Posté par _Sammy_ à 08:00 - Loïc - Commentaires [8] - Permalien [#]

Commentaires

  • belle porte de sortie - et vive les bibliothèques

    Posté par brigetoun, 31 mai 2007 à 10:51
  • texte intéresant, mais l'incipit ?

    Posté par wictoria, 31 mai 2007 à 10:51
  • Oups, c'est vrai ça ! Je n'ai même pas fait attention qu'il n'y avait pas l'incipit ! Je devais être fatigué, sans quoi je t'aurais demandé si c'était fait exprès ! En fait, j'étais vraiment fatigué, car j'avais prépublié les deux textes de ce matin pour le premier juin, oubliant au passage que le mois de mai compte 31 jours...

    A relire ton texte, je me souviens de ce que j'avais pensé en le recevant : il me rappelle la consigne précédente sur l'écriture qui nous sauvera de la gueule de bois... C'est un peu la même idée que l'on retrouve chez cette femme qui s'évade un peu de sa misère à travers la lecture.

    Posté par Sammy, 31 mai 2007 à 11:09
  • Confus, honteux et désolé , happé par la photo , j'en ai oublié l'incipit....C'est en lisant les autres textes que je me suis dit " Comme c'est bizarre....ils débutent tous avec la même phrase..."

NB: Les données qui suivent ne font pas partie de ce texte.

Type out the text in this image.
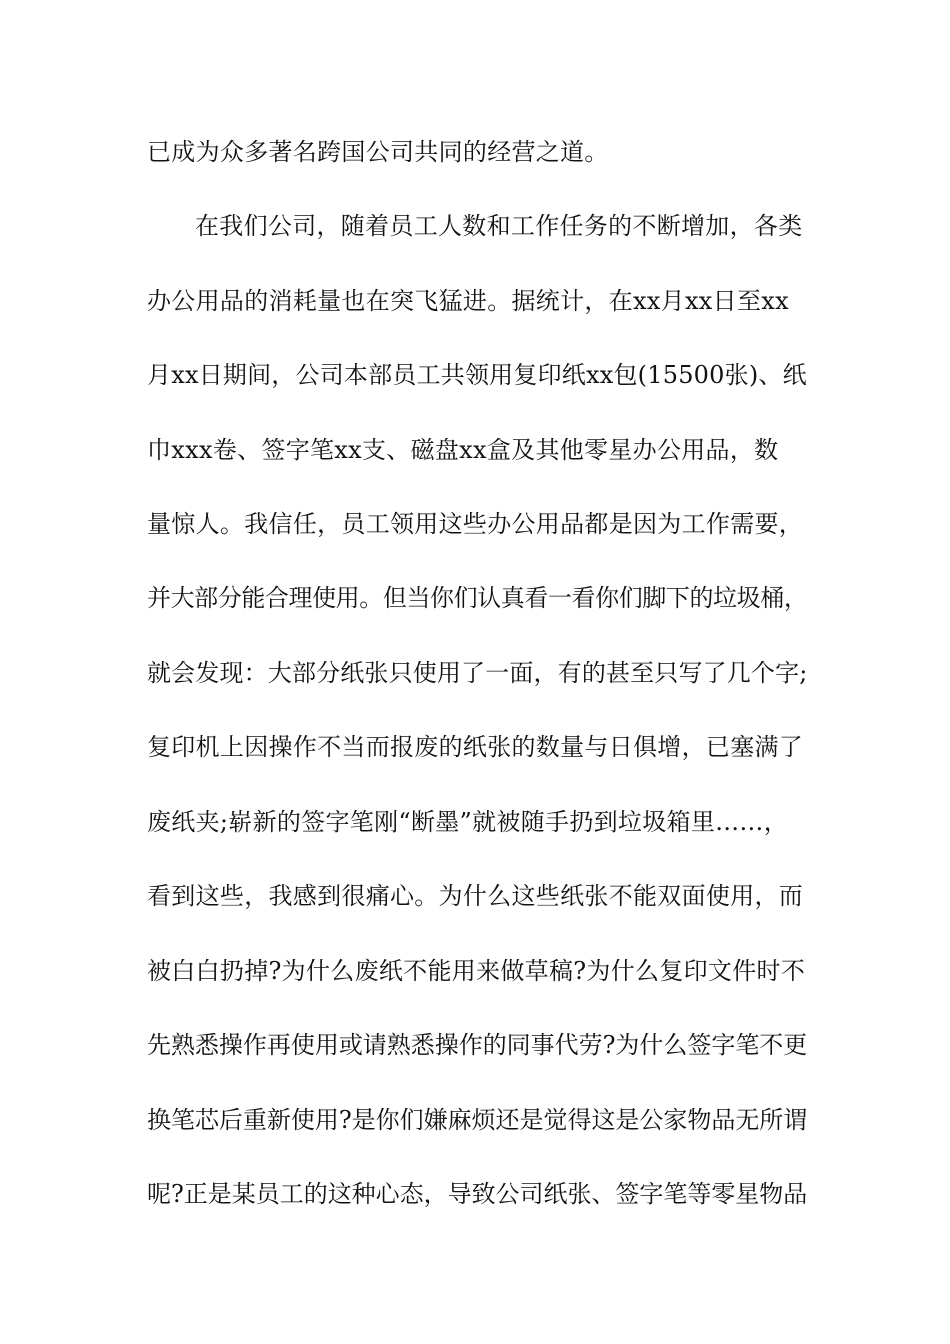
已成为众多著名跨国公司共同的经营之道。
在我们公司，随着员工人数和工作任务的不断增加，各类
办公用品的消耗量也在突飞猛进。据统计，在xx月xx日至xx
月xx日期间，公司本部员工共领用复印纸xx包(15500张)、纸
巾xxx卷、签字笔xx支、磁盘xx盒及其他零星办公用品，数
量惊人。我信任，员工领用这些办公用品都是因为工作需要，
并大部分能合理使用。但当你们认真看一看你们脚下的垃圾桶，
就会发现：大部分纸张只使用了一面，有的甚至只写了几个字;
复印机上因操作不当而报废的纸张的数量与日俱增，已塞满了
废纸夹;崭新的签字笔刚“断墨”就被随手扔到垃圾箱里……，
看到这些，我感到很痛心。为什么这些纸张不能双面使用，而
被白白扔掉?为什么废纸不能用来做草稿?为什么复印文件时不
先熟悉操作再使用或请熟悉操作的同事代劳?为什么签字笔不更
换笔芯后重新使用?是你们嫌麻烦还是觉得这是公家物品无所谓
呢?正是某员工的这种心态，导致公司纸张、签字笔等零星物品
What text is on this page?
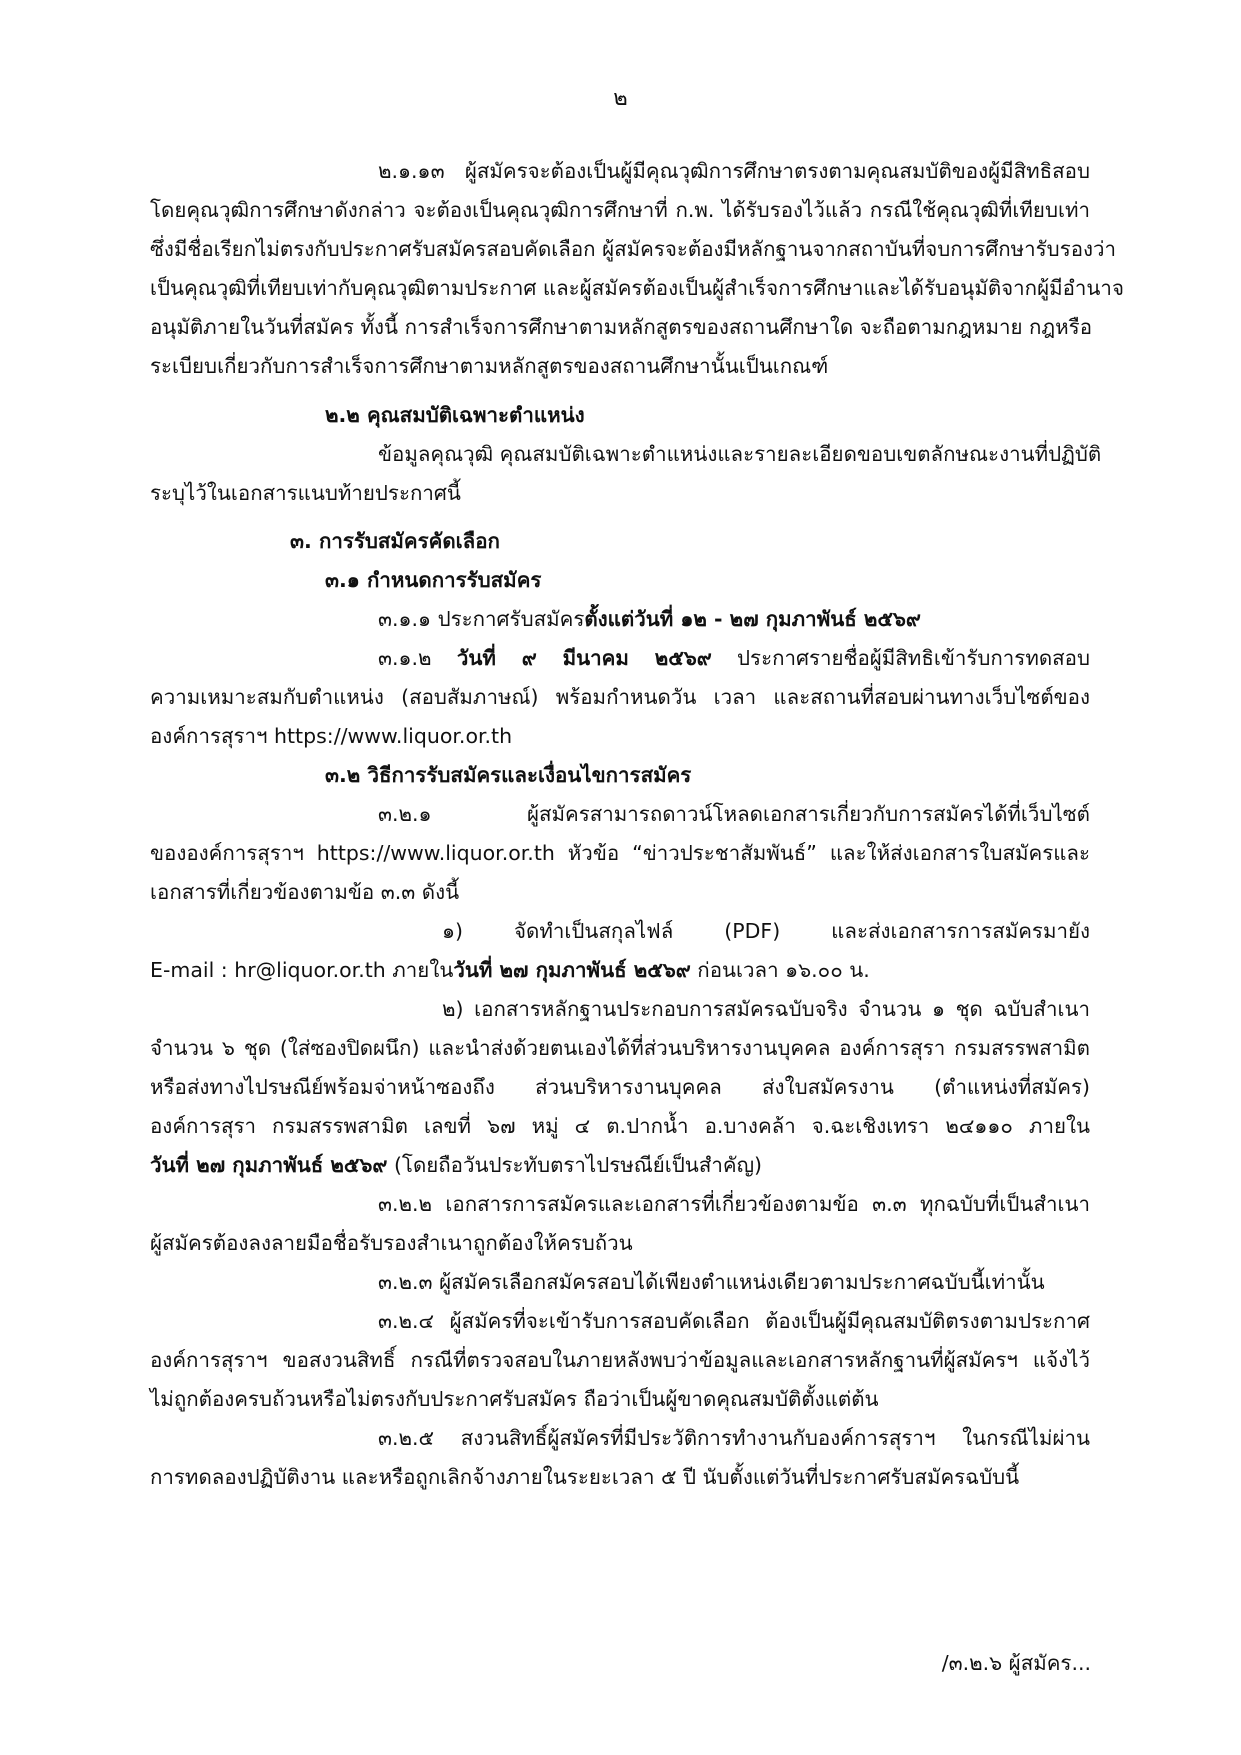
๒
๒.๑.๑๓ ผู้สมัครจะต้องเป็นผู้มีคุณวุฒิการศึกษาตรงตามคุณสมบัติของผู้มีสิทธิสอบ
โดยคุณวุฒิการศึกษาดังกล่าว จะต้องเป็นคุณวุฒิการศึกษาที่ ก.พ. ได้รับรองไว้แล้ว กรณีใช้คุณวุฒิที่เทียบเท่า
ซึ่งมีชื่อเรียกไม่ตรงกับประกาศรับสมัครสอบคัดเลือก ผู้สมัครจะต้องมีหลักฐานจากสถาบันที่จบการศึกษารับรองว่า
เป็นคุณวุฒิที่เทียบเท่ากับคุณวุฒิตามประกาศ และผู้สมัครต้องเป็นผู้สำเร็จการศึกษาและได้รับอนุมัติจากผู้มีอำนาจ
อนุมัติภายในวันที่สมัคร ทั้งนี้ การสำเร็จการศึกษาตามหลักสูตรของสถานศึกษาใด จะถือตามกฎหมาย กฎหรือ
ระเบียบเกี่ยวกับการสำเร็จการศึกษาตามหลักสูตรของสถานศึกษานั้นเป็นเกณฑ์
๒.๒ คุณสมบัติเฉพาะตำแหน่ง
ข้อมูลคุณวุฒิ คุณสมบัติเฉพาะตำแหน่งและรายละเอียดขอบเขตลักษณะงานที่ปฏิบัติ
ระบุไว้ในเอกสารแนบท้ายประกาศนี้
๓. การรับสมัครคัดเลือก
๓.๑ กำหนดการรับสมัคร
๓.๑.๑ ประกาศรับสมัครตั้งแต่วันที่ ๑๒ - ๒๗ กุมภาพันธ์ ๒๕๖๙
๓.๑.๒ วันที่ ๙ มีนาคม ๒๕๖๙ ประกาศรายชื่อผู้มีสิทธิเข้ารับการทดสอบ
ความเหมาะสมกับตำแหน่ง (สอบสัมภาษณ์) พร้อมกำหนดวัน เวลา และสถานที่สอบผ่านทางเว็บไซต์ของ
องค์การสุราฯ https://www.liquor.or.th
๓.๒ วิธีการรับสมัครและเงื่อนไขการสมัคร
๓.๒.๑ ผู้สมัครสามารถดาวน์โหลดเอกสารเกี่ยวกับการสมัครได้ที่เว็บไซต์
ขององค์การสุราฯ https://www.liquor.or.th หัวข้อ “ข่าวประชาสัมพันธ์” และให้ส่งเอกสารใบสมัครและ
เอกสารที่เกี่ยวข้องตามข้อ ๓.๓ ดังนี้
๑) จัดทำเป็นสกุลไฟล์ (PDF) และส่งเอกสารการสมัครมายัง
E-mail : hr@liquor.or.th ภายในวันที่ ๒๗ กุมภาพันธ์ ๒๕๖๙ ก่อนเวลา ๑๖.๐๐ น.
๒) เอกสารหลักฐานประกอบการสมัครฉบับจริง จำนวน ๑ ชุด ฉบับสำเนา
จำนวน ๖ ชุด (ใส่ซองปิดผนึก) และนำส่งด้วยตนเองได้ที่ส่วนบริหารงานบุคคล องค์การสุรา กรมสรรพสามิต
หรือส่งทางไปรษณีย์พร้อมจ่าหน้าซองถึง ส่วนบริหารงานบุคคล ส่งใบสมัครงาน (ตำแหน่งที่สมัคร)
องค์การสุรา กรมสรรพสามิต เลขที่ ๖๗ หมู่ ๔ ต.ปากน้ำ อ.บางคล้า จ.ฉะเชิงเทรา ๒๔๑๑๐ ภายใน
วันที่ ๒๗ กุมภาพันธ์ ๒๕๖๙ (โดยถือวันประทับตราไปรษณีย์เป็นสำคัญ)
๓.๒.๒ เอกสารการสมัครและเอกสารที่เกี่ยวข้องตามข้อ ๓.๓ ทุกฉบับที่เป็นสำเนา
ผู้สมัครต้องลงลายมือชื่อรับรองสำเนาถูกต้องให้ครบถ้วน
๓.๒.๓ ผู้สมัครเลือกสมัครสอบได้เพียงตำแหน่งเดียวตามประกาศฉบับนี้เท่านั้น
๓.๒.๔ ผู้สมัครที่จะเข้ารับการสอบคัดเลือก ต้องเป็นผู้มีคุณสมบัติตรงตามประกาศ
องค์การสุราฯ ขอสงวนสิทธิ์ กรณีที่ตรวจสอบในภายหลังพบว่าข้อมูลและเอกสารหลักฐานที่ผู้สมัครฯ แจ้งไว้
ไม่ถูกต้องครบถ้วนหรือไม่ตรงกับประกาศรับสมัคร ถือว่าเป็นผู้ขาดคุณสมบัติตั้งแต่ต้น
๓.๒.๕ สงวนสิทธิ์ผู้สมัครที่มีประวัติการทำงานกับองค์การสุราฯ ในกรณีไม่ผ่าน
การทดลองปฏิบัติงาน และหรือถูกเลิกจ้างภายในระยะเวลา ๕ ปี นับตั้งแต่วันที่ประกาศรับสมัครฉบับนี้
/๓.๒.๖ ผู้สมัคร...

    Posté par Truly, 31 mai 2007 à 11:59
  • non tu l'as mis, cette phrase
    mais pas en incipit

    "Tu finiras tes jours, solitaire, dans ta cellule. Le samedi, c’est plus tranquille. Il y a moins de monde. Mais pour moi, il n’y avait plus de samedi,..." etc.

    Truly... c'est une très belle émancipation. je m'incline devant le courage de ton personnage.

    Posté par pati, 31 mai 2007 à 12:23
  • j'avais mm pas remarqué que l'incipit manquait!
    Très belle écriture, comme tjs!

    Posté par sodebelle, 31 mai 2007 à 21:59
  • C'est lui qui est en prison et c'est elle qui s'évade. Bien vu !

    Perroquet violet sur la pointe de mon pied.

    Posté par Papistache, 02 juin 2007 à 21:17
  • C'est fort comme du bon café de là-bas...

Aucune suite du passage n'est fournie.